Is it because government, the press and the experts have not done a good job informing us? Or is it that we do not trust them, and prefer to base our decisions on other sources of information?
The year 2016 has been declared the year of post-truth politics, in which appeals to emotions (pathos) superseded the significance of factual evidence-based information (logos) largely affecting people’s constructions and interpretations of events.
Social text-based media sites such as Twitter play the key tools in the dissemination of this new rhetoric, and analysing the networks and the language used in social media can help understand the impact and credibility of information from different sources and the role of trust and emotions in social media discourses and the forming of public opinion, even though of course they are not a representative sample of the whole population (for example they are typically younger and wealthier than a representative sample).
To understand these issues, we in the Big Social Data Group at the University of Reading (Scholars in computer science, linguistics, mathematics and economics https://www.reading.ac.uk/CMOHB/about/staff/cmohb-staff.aspx) are conducting a research project making use of a large sample of 55 million Tweets collected in the run-up to the Brexit referendum.
Focusing on datasets created around popular hashtags reflecting the key issues in the campaign “free movement”, “project fear” “350m” “budget” we found the same content spreading (around 70% of tweets in each datasets are retweets), little diversity in the users represented in “project fear” where the most frequent users also had a very strong influence (1/8 of all tweets posted by top 100 users).
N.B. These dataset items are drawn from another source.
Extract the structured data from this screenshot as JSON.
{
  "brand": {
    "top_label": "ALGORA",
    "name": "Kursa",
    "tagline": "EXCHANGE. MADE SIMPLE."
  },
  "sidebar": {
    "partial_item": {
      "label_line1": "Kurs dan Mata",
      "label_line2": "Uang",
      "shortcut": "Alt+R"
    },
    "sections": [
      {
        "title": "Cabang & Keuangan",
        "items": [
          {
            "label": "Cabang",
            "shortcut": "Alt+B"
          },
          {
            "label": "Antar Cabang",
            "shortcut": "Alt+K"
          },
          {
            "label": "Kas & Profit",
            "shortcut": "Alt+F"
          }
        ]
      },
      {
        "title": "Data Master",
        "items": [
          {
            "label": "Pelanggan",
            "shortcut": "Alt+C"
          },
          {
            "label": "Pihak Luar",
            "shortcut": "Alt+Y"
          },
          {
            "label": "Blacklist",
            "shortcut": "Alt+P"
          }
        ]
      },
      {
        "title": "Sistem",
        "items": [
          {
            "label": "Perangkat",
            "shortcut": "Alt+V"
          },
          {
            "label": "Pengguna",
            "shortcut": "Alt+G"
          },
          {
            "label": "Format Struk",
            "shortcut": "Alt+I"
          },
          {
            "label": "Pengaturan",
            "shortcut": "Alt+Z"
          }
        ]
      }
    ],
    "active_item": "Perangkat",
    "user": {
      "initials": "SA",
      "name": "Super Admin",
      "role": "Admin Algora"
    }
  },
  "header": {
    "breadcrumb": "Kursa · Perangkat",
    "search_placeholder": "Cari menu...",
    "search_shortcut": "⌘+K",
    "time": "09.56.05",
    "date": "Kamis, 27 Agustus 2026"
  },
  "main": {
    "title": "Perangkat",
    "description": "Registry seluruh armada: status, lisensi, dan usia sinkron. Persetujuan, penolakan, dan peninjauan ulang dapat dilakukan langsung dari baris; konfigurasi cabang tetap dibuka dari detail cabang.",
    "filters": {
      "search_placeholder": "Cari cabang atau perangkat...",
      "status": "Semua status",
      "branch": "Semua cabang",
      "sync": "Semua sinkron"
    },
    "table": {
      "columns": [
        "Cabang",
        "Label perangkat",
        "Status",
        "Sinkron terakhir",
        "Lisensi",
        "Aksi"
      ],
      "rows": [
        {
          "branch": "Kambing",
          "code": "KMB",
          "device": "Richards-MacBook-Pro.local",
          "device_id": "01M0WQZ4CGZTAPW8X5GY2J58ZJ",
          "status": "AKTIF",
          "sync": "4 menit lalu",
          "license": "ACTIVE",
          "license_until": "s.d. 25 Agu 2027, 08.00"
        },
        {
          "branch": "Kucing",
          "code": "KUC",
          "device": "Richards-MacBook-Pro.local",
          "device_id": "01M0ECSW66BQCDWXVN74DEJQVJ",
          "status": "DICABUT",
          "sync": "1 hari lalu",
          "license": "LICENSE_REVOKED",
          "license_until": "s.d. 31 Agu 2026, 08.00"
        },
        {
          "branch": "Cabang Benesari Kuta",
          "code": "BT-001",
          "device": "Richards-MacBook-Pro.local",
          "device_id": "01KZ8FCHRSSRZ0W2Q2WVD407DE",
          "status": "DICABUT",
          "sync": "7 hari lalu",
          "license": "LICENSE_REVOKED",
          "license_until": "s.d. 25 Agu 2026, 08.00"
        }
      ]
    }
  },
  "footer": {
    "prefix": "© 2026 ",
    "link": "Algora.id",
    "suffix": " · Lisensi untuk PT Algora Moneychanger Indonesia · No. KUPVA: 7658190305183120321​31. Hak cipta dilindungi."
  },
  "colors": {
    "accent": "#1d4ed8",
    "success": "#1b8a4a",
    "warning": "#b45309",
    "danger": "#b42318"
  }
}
Trust was a big issue in debates on the cost of the EU membership (350m) and those pertaining to the economic consequences of leaving (“project fear”), suggesting that the mistrust of experts and statistics found by post-vote surveys was indeed a big issue.
When modelling the networks of tweeters we found that the most ‘central’ political figures were Boris Johnson, George Osborne and Nigel Farage, and when looking at media the Andrew Marr show and BBC held the most central positions, suggesting these were the actors that exerted the most influence in the forming of opinion.
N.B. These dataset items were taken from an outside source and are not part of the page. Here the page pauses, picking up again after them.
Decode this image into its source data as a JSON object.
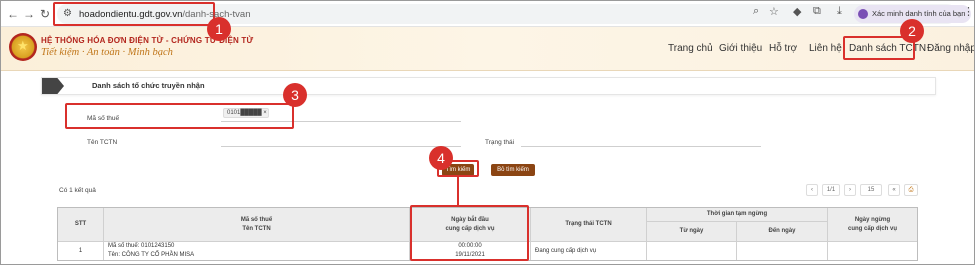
{
  "browser": {
    "url_host": "hoadondientu.gdt.gov.vn",
    "url_path": "/danh-sach-tvan",
    "profile_label": "Xác minh danh tính của bạn"
  },
  "site": {
    "brand_line1": "HỆ THỐNG HÓA ĐƠN ĐIỆN TỬ - CHỨNG TỪ ĐIỆN TỬ",
    "brand_line2": "Tiết kiệm · An toàn · Minh bạch",
    "menu": [
      "Trang chủ",
      "Giới thiệu",
      "Hỗ trợ",
      "Liên hệ",
      "Danh sách TCTN",
      "Đăng nhập"
    ]
  },
  "panel": {
    "title": "Danh sách tổ chức truyền nhận",
    "mst_label": "Mã số thuế",
    "mst_chip": "0101█████ ×",
    "tctn_label": "Tên TCTN",
    "status_label": "Trạng thái",
    "search_btn": "Tìm kiếm",
    "clear_btn": "Bỏ tìm kiếm",
    "result_count": "Có 1 kết quả",
    "page_info": "1/1",
    "page_size": "15"
  },
  "table": {
    "headers": {
      "stt": "STT",
      "mst_ten": "Mã số thuế\nTên TCTN",
      "start_date": "Ngày bắt đầu\ncung cấp dịch vụ",
      "status": "Trạng thái TCTN",
      "pause_group": "Thời gian tạm ngừng",
      "from": "Từ ngày",
      "to": "Đến ngày",
      "stop": "Ngày ngừng\ncung cấp dịch vụ"
    },
    "rows": [
      {
        "stt": "1",
        "mst": "Mã số thuế: 0101243150",
        "name": "Tên: CÔNG TY CỔ PHẦN MISA",
        "time": "00:00:00",
        "date": "19/11/2021",
        "status": "Đang cung cấp dịch vụ",
        "from": "",
        "to": "",
        "stop": ""
      }
    ]
  },
  "annotations": [
    "1",
    "2",
    "3",
    "4"
  ],
  "colors": {
    "highlight": "#d9302c",
    "button": "#8b4513"
  }
}
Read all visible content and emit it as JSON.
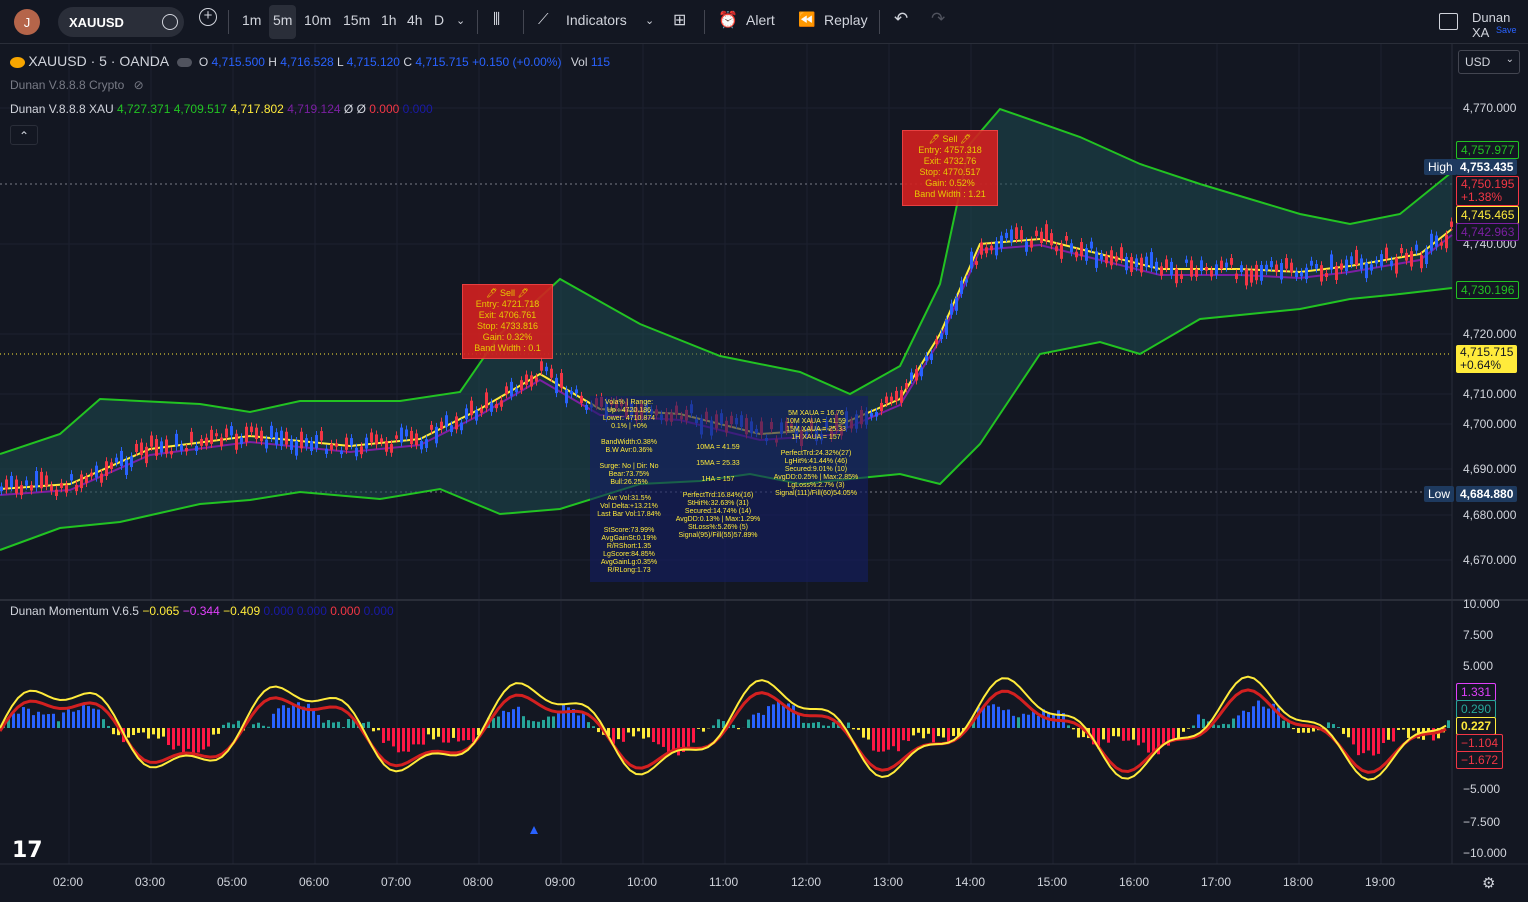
{
  "user": {
    "avatar_letter": "J",
    "name": "Dunan XA",
    "save_label": "Save"
  },
  "toolbar": {
    "symbol": "XAUUSD",
    "intervals": [
      "1m",
      "5m",
      "10m",
      "15m",
      "1h",
      "4h",
      "D"
    ],
    "active_interval": "5m",
    "indicators_label": "Indicators",
    "alert_label": "Alert",
    "replay_label": "Replay"
  },
  "currency": "USD",
  "legend": {
    "title": "XAUUSD · 5 · OANDA",
    "o_label": "O",
    "o_value": "4,715.500",
    "h_label": "H",
    "h_value": "4,716.528",
    "l_label": "L",
    "l_value": "4,715.120",
    "c_label": "C",
    "c_value": "4,715.715",
    "change": "+0.150 (+0.00%)",
    "vol_label": "Vol",
    "vol_value": "115",
    "indicator1": "Dunan V.8.8.8 Crypto",
    "indicator2_name": "Dunan V.8.8.8 XAU",
    "indicator2_values": [
      "4,727.371",
      "4,709.517",
      "4,717.802",
      "4,719.124",
      "Ø",
      "Ø",
      "0.000",
      "0.000"
    ],
    "momentum_name": "Dunan Momentum V.6.5",
    "momentum_values": [
      "−0.065",
      "−0.344",
      "−0.409",
      "0.000",
      "0.000",
      "0.000",
      "0.000"
    ]
  },
  "price_axis": [
    "4,770.000",
    "4,740.000",
    "4,720.000",
    "4,710.000",
    "4,700.000",
    "4,690.000",
    "4,680.000",
    "4,670.000"
  ],
  "price_tags": {
    "upper_band": "4,757.977",
    "high_label": "High",
    "high_value": "4,753.435",
    "red_tag": "4,750.195",
    "red_pct": "+1.38%",
    "yellow_tag": "4,745.465",
    "blue_tag": "4,742.963",
    "lower_band": "4,730.196",
    "current": "4,715.715",
    "current_pct": "+0.64%",
    "low_label": "Low",
    "low_value": "4,684.880"
  },
  "momentum_axis": [
    "10.000",
    "7.500",
    "5.000",
    "−5.000",
    "−7.500",
    "−10.000"
  ],
  "momentum_tags": [
    "1.331",
    "0.290",
    "0.227",
    "−1.104",
    "−1.672"
  ],
  "time_axis": [
    "02:00",
    "03:00",
    "05:00",
    "06:00",
    "07:00",
    "08:00",
    "09:00",
    "10:00",
    "11:00",
    "12:00",
    "13:00",
    "14:00",
    "15:00",
    "16:00",
    "17:00",
    "18:00",
    "19:00"
  ],
  "sell1": {
    "title": "🖊 Sell 🖊",
    "lines": [
      "Entry: 4721.718",
      "Exit: 4706.761",
      "Stop: 4733.816",
      "Gain: 0.32%",
      "Band Width : 0.1"
    ]
  },
  "sell2": {
    "title": "🖊 Sell 🖊",
    "lines": [
      "Entry: 4757.318",
      "Exit: 4732.76",
      "Stop: 4770.517",
      "Gain: 0.52%",
      "Band Width : 1.21"
    ]
  },
  "info_panel": {
    "col1": [
      "Vola% | Range:",
      "Up : 4720.186",
      "Lower: 4710.874",
      "0.1% | +0%",
      "",
      "BandWidth:0.38%",
      "B.W Avr:0.36%",
      "",
      "Surge: No | Dir: No",
      "Bear:73.75%",
      "Bull:26.25%",
      "",
      "Avr Vol:31.5%",
      "Vol Delta:+13.21%",
      "Last Bar Vol:17.84%",
      "",
      "StScore:73.99%",
      "AvgGainSt:0.19%",
      "R/RShort:1.35",
      "LgScore:84.85%",
      "AvgGainLg:0.35%",
      "R/RLong:1.73"
    ],
    "col2": [
      "10MA = 41.59",
      "",
      "15MA = 25.33",
      "",
      "1HA = 157",
      "",
      "PerfectTrd:16.84%(16)",
      "StHit%:32.63% (31)",
      "Secured:14.74% (14)",
      "AvgDD:0.13% | Max:1.29%",
      "StLoss%:5.26% (5)",
      "Signal(95)/Fill(55)57.89%"
    ],
    "col3": [
      "5M XAUA = 16.76",
      "10M XAUA = 41.59",
      "15M XAUA = 25.33",
      "1H XAUA = 157",
      "",
      "PerfectTrd:24.32%(27)",
      "LgHit%:41.44% (46)",
      "Secured:9.01% (10)",
      "AvgDD:0.25% | Max:2.85%",
      "LgLoss%:2.7% (3)",
      "Signal(111)/Fill(60)54.05%"
    ]
  },
  "colors": {
    "bg": "#131722",
    "up": "#2962ff",
    "down": "#f23645",
    "band": "#22c322",
    "yellow": "#ffeb3b",
    "purple": "#7b1fa2",
    "teal_fill": "#1e4a50"
  }
}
We then focused the most influential tweets in both camps, and explored language and sentiment use. We found that ‘Leave’ had more influence, that their tweets were, on average, more emotive and substantially more judgemental, towards both individuals, and institutions like the EU.
Whenever security and desire were expressed, Remain were far more negative than Leave: “serious economic danger” occurred very frequently. Leave tweets, instead, constructed secure post-Brexit scenarios (e.g. “a bold, brave new Britain awaits”). Importantly, Remain never celebrated the intrinsic value and security of the EU in the same way that Leave did with its descriptions of the UK out of the EU. Winning the referendum, at last in social media, seems to require negatively judging opponents, creating a sense of security, and praising the social and human value of what was being defended (not just its economics)!
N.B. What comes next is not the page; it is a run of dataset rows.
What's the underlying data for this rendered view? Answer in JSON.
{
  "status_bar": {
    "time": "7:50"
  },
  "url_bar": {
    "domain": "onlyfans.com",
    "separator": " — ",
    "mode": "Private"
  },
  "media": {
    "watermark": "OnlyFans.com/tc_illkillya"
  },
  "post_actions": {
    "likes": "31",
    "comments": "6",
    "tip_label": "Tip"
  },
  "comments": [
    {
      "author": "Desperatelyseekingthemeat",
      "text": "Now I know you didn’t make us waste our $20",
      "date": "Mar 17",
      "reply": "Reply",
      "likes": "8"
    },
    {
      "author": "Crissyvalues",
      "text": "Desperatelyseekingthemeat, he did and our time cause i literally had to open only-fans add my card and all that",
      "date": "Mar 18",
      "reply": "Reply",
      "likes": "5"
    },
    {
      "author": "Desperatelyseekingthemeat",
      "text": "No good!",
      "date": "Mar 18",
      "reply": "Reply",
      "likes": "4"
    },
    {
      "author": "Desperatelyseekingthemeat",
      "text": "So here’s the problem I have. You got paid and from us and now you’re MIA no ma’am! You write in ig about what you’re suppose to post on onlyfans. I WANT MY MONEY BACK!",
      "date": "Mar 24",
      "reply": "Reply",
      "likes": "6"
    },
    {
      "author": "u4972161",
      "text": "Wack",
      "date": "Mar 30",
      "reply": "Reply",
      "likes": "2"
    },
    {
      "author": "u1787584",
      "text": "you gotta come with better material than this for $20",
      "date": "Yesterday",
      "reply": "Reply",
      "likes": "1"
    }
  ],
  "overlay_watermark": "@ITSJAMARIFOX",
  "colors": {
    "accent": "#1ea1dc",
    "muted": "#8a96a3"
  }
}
Immigration, trade – and freedom of movement
On Friday 1 December we then held a Brexit and Big Social Data Workshop to discuss our findings with a group of scholars engaged with both Brexit and Social Media research to understand their relevance and identify the most promising avenues for further exploration.
Thiemo Fetzer joined us from the University of Warwick to present his analysis of The Brexit Vote, which indicates that exposure to the EU in terms of immigration and trade provided relatively little explanatory power for the referendum vote, and that the education profiles, the historical dependence on manufacturing employment as well as low income and high unemployment were strongly associated with the Leave vote.
Ingo Borchert, from the UK Trade Policy Observatory at Sussex University discussed the trade aspects of the Brexit decision, illustrating what membership of the EU currently consists of in terms of regulation that supports existing economic activity but also consumer protection and health and environmental standards, and the difficulties of disentangling the four freedoms of movement (for capital, goods, services and people) when aiming to protect existing thriving sectors of the economy, particularly in the service industry.
Yin Yin Lu, from the Oxford Internet Institute presented her linguistic analysis of the roles of rethoric and resonance in #VoteLeave or #StrongerIn before the EU Referendum, and Taha Yasseri, also from the Oxford Internet Institute discussed more broadly the new ways in which Social Media shape collective action and the potentially unstable dynamics that are generated when a wider and less predictable selection of voices takes part in campaigning.
We left the workshop certain there is a lot more work to be done understanding the ways in which social media shape collective and individual beliefs, and developing useful ways of engaging with social media to fulfill what is after all a very important aspect of our role as experts: understanding and informing public debate.